Back to the car. What is your ideal? I am hazarding a guess that few people said a Ford Fiesta4. When I’ve asked the question of others, with no context given, it never is. Those who like performance cars may debate between a Lamborghini and a Bugatti. For more luxury and elegance, it is a Bentley, a Mercedes, or a Jaguar. Perhaps a Land Rover for carrying the dogs, or the more environmentally enlightened will choose a Tesla. Personally, I’d go with an Aston Martin, as it’s the closest I’ll get to being James Bond. Even fans of the supermini class of car are more likely to choose a Mini rather than a Fiesta.

And yet the Ford Fiesta is the biggest selling car in the UK5, and has been since 20096. As measures go, few are more objective than actual sales. In other words, car users prefer Ford Fiestas. Not all of them, obviously.
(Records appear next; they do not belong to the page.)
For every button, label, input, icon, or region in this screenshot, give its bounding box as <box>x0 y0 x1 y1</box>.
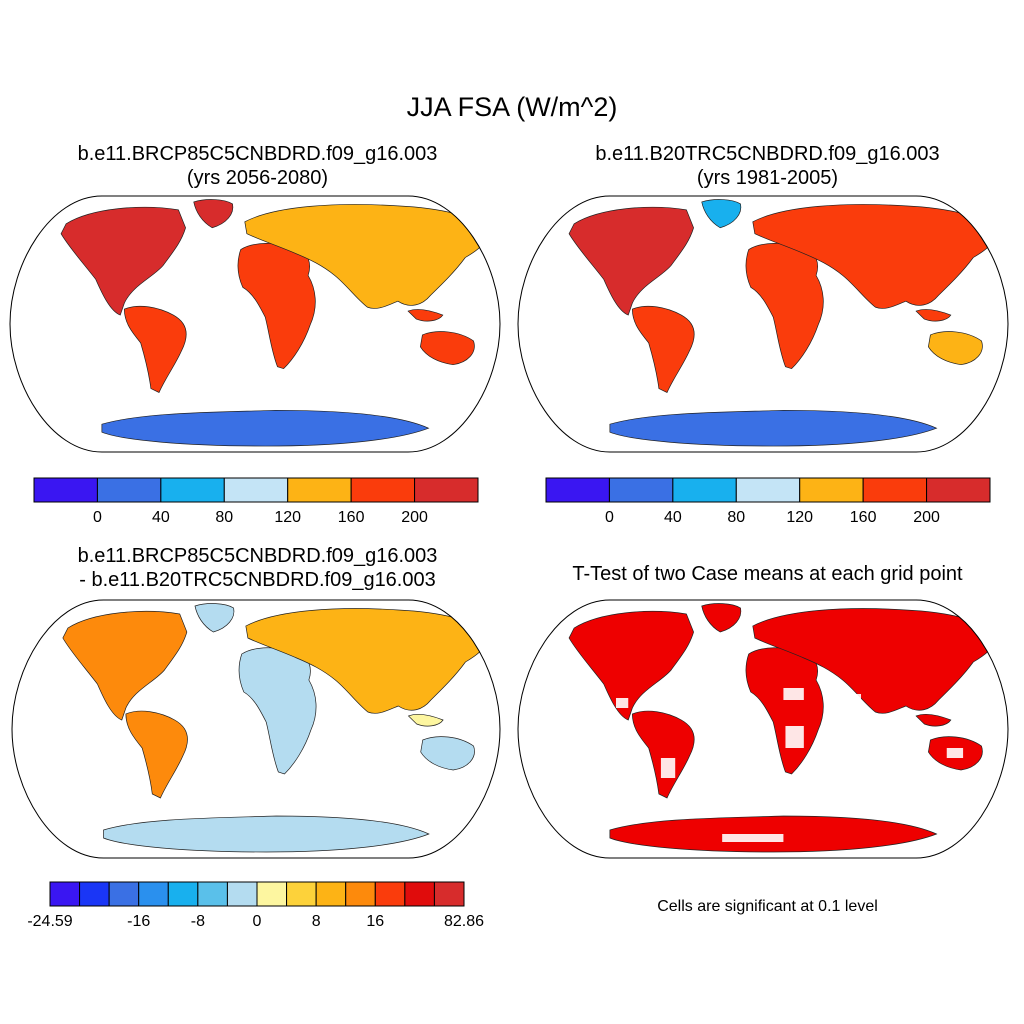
colorbar-box <box>433 881 465 907</box>
panel-4-title: T-Test of two Case means at each grid po… <box>572 563 963 585</box>
colorbar-box <box>138 881 169 907</box>
colorbar-box <box>414 477 479 503</box>
colorbar-box <box>345 881 376 907</box>
colorbar-tick-label: 80 <box>727 509 745 526</box>
colorbar-box <box>672 477 737 503</box>
colorbar-panel-3: -24.59 -16 -8 0 8 16 82.86 <box>27 881 484 930</box>
colorbar-tick-label: -16 <box>127 913 150 930</box>
land-region-2 <box>701 603 742 633</box>
colorbar-box <box>256 881 288 907</box>
panel-2-title: b.e11.B20TRC5CNBDRD.f09_g16.003 (yrs 198… <box>525 142 1010 190</box>
land-region-1 <box>568 611 694 721</box>
land-region-5 <box>752 608 999 714</box>
land-region-6 <box>915 309 952 322</box>
main-title: JJA FSA (W/m^2) <box>406 92 618 122</box>
colorbar-tick-label: -8 <box>191 913 205 930</box>
colorbar-tick-label: 40 <box>664 509 682 526</box>
panel-3-title-line1: b.e11.BRCP85C5CNBDRD.f09_g16.003 <box>77 545 438 567</box>
panel-2-title-line2: (yrs 1981-2005) <box>696 167 839 189</box>
land-region-6 <box>915 714 952 727</box>
significance-note: Cells are significant at 0.1 level <box>657 898 878 915</box>
land-region-7 <box>420 331 475 366</box>
colorbar-tick-label: 0 <box>93 509 102 526</box>
land-region-5 <box>245 608 491 714</box>
land-region-1 <box>60 206 186 316</box>
colorbar-tick-label: 16 <box>366 913 384 930</box>
colorbar-box <box>108 881 140 907</box>
colorbar-box <box>223 477 289 503</box>
colorbar-box <box>287 477 352 503</box>
colorbar-tick-label: 160 <box>850 509 877 526</box>
colorbar-box <box>49 881 81 907</box>
land-region-8 <box>101 409 430 447</box>
panel-3-title-line2: - b.e11.B20TRC5CNBDRD.f09_g16.003 <box>79 569 436 591</box>
colorbar-tick-label: 40 <box>152 509 170 526</box>
panel-2-title-line1: b.e11.B20TRC5CNBDRD.f09_g16.003 <box>595 143 940 165</box>
map-frame <box>11 599 501 859</box>
panel-1-title: b.e11.BRCP85C5CNBDRD.f09_g16.003 (yrs 20… <box>15 142 500 190</box>
land-region-1 <box>568 206 694 316</box>
colorbar-tick-label: 160 <box>338 509 365 526</box>
colorbar-tick-label: 0 <box>253 913 262 930</box>
colorbar-box <box>350 477 416 503</box>
land-region-7 <box>420 736 475 771</box>
colorbar-tick-label: 200 <box>913 509 940 526</box>
colorbar-tick-label: 82.86 <box>444 913 484 930</box>
colorbar-box <box>197 881 228 907</box>
colorbar-tick-label: 120 <box>274 509 301 526</box>
colorbar-box <box>404 881 435 907</box>
land-region-8 <box>103 815 430 853</box>
colorbar-tick-label: 200 <box>401 509 428 526</box>
land-region-2 <box>701 199 742 229</box>
land-region-3 <box>123 305 187 393</box>
colorbar-tick-label: 120 <box>786 509 813 526</box>
colorbar-panel-1: 0 40 80 120 160 200 <box>33 477 479 526</box>
map-panel-4 <box>517 599 1009 859</box>
colorbar-box <box>286 881 317 907</box>
land-region-5 <box>752 204 999 309</box>
colorbar-tick-label: 8 <box>312 913 321 930</box>
colorbar-panel-2: 0 40 80 120 160 200 <box>545 477 991 526</box>
colorbar-box <box>926 477 991 503</box>
colorbar-tick-label: -24.59 <box>27 913 72 930</box>
land-region-3 <box>631 710 695 799</box>
colorbar-box <box>167 881 199 907</box>
land-region-6 <box>407 714 444 727</box>
colorbar-box <box>33 477 98 503</box>
land-region-7 <box>928 331 983 366</box>
map-frame <box>517 195 1009 453</box>
colorbar-box <box>799 477 864 503</box>
land-region-6 <box>407 309 444 322</box>
land-region-8 <box>609 409 938 447</box>
colorbar-box <box>226 881 258 907</box>
panel-1-title-line1: b.e11.BRCP85C5CNBDRD.f09_g16.003 <box>77 143 438 165</box>
panel-3-title: b.e11.BRCP85C5CNBDRD.f09_g16.003 - b.e11… <box>15 544 500 592</box>
land-region-3 <box>631 305 695 393</box>
colorbar-box <box>96 477 162 503</box>
colorbar-box <box>735 477 801 503</box>
colorbar-tick-label: 0 <box>605 509 614 526</box>
land-region-1 <box>62 611 188 721</box>
colorbar-box <box>315 881 347 907</box>
colorbar-box <box>608 477 674 503</box>
land-region-3 <box>125 710 188 799</box>
colorbar-box <box>160 477 225 503</box>
colorbar-box <box>862 477 928 503</box>
land-region-2 <box>194 603 235 633</box>
map-frame <box>517 599 1009 859</box>
colorbar-box <box>79 881 110 907</box>
colorbar-box <box>374 881 406 907</box>
map-panel-1 <box>9 195 501 453</box>
map-frame <box>9 195 501 453</box>
panel-1-title-line2: (yrs 2056-2080) <box>186 167 329 189</box>
land-region-5 <box>244 204 491 309</box>
land-region-2 <box>193 199 234 229</box>
map-panel-3 <box>11 599 501 859</box>
colorbar-tick-label: 80 <box>215 509 233 526</box>
colorbar-box <box>545 477 610 503</box>
map-panel-2 <box>517 195 1009 453</box>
But if we take into account the full remit of user requirements; passenger space, luggage space, comfort, reliability, affordability, ongoing cost of ownership, the list goes on, and we put these into the melting pot of what makes an ideal car for most people, the Ford Fiesta comes out on top.

What can this teach us about digital transformation and our engagement with users?

My point, if you haven’t guessed it already, is that if we were designing a car, from scratch, based on our own interpretation of what matters to our users, how many of us can say we would have designed a Ford Fiesta? Again, I’ll hazard a guess that it is a similar number to those who answered Ford Fiesta to the first question. Few, if any.

In the architecture and design of digital services, if we want to make sure we are designing for our users, and we want to be inclusive of all our users, then there is no substitute for engaging with them extensively to determine what it is they actually need. What we consider important is not an effective substitute for this.

To some, this may miss the key element of innovation, especially disruptive innovation. For a period, there was a popular quote in the field of digital transformation: The electric light did not come from the continuous improvement of candles7. You might similarly argue that the Tesla Model S did not come about from the continuous improvement of the Fiesta, or the Ford Model T through trying to build a faster horse! The Tesla and the Model T are examples of disruptive innovation in the car market; though the Tesla Model S, like the electric light bulb before it, can also be viewed as continuous improvement of several different and emerging technologies8.

Innovation and user involvement are not mutually exclusive, and I am not trying to argue against innovation in favour of refinement, or that we should limit the ambition of what we do. Rather the opposite, and that we should involve our users’ views to inform our decisions, and we should return to our users regularly to make sure we’ve got it right. This has never been more important than it is now. The after-effects of 2020 on the way we consume digital services will be far reaching. Gartner has published its technology trends for 20219, with many relating to how changing behaviours can be managed in the face of COVID-19. The theme is still that people remain absolutely central to the delivery of good services.

Without proper consideration for our users, the risk is we will design the digital equivalent of an Aston Martin. This may be perfect for the employees of Her Majesty’s Secret Service, but perhaps not so good if you mainly do the school run or want to pick up some compost from the garden centre. To reach as many of our users as possible, our job is to design a Ford Fiesta, and to make sure it is the very best Ford Fiesta it can be.

 

References:

1 https://digitalprinciples.org/principle/design-with-the-user/ and https://www.gov.uk/guidance/government-design-principles#start-with-user-needs are examples

2 https://www.interaction-design.org/literature/article/5-stages-in-the-design-thinking-process

3 From the film Field of Dreams, and misquoted as it often is in this context.

4 I do realise that by referring to the Ford Fiesta in the title you that will have read moments earlier, this is not a fair test.

5 https://www.autocar.co.uk/car-news/industry/best-selling-cars-uk

6 This obviously depends on the source. But if it is not top of a particular list, it is seldom far off.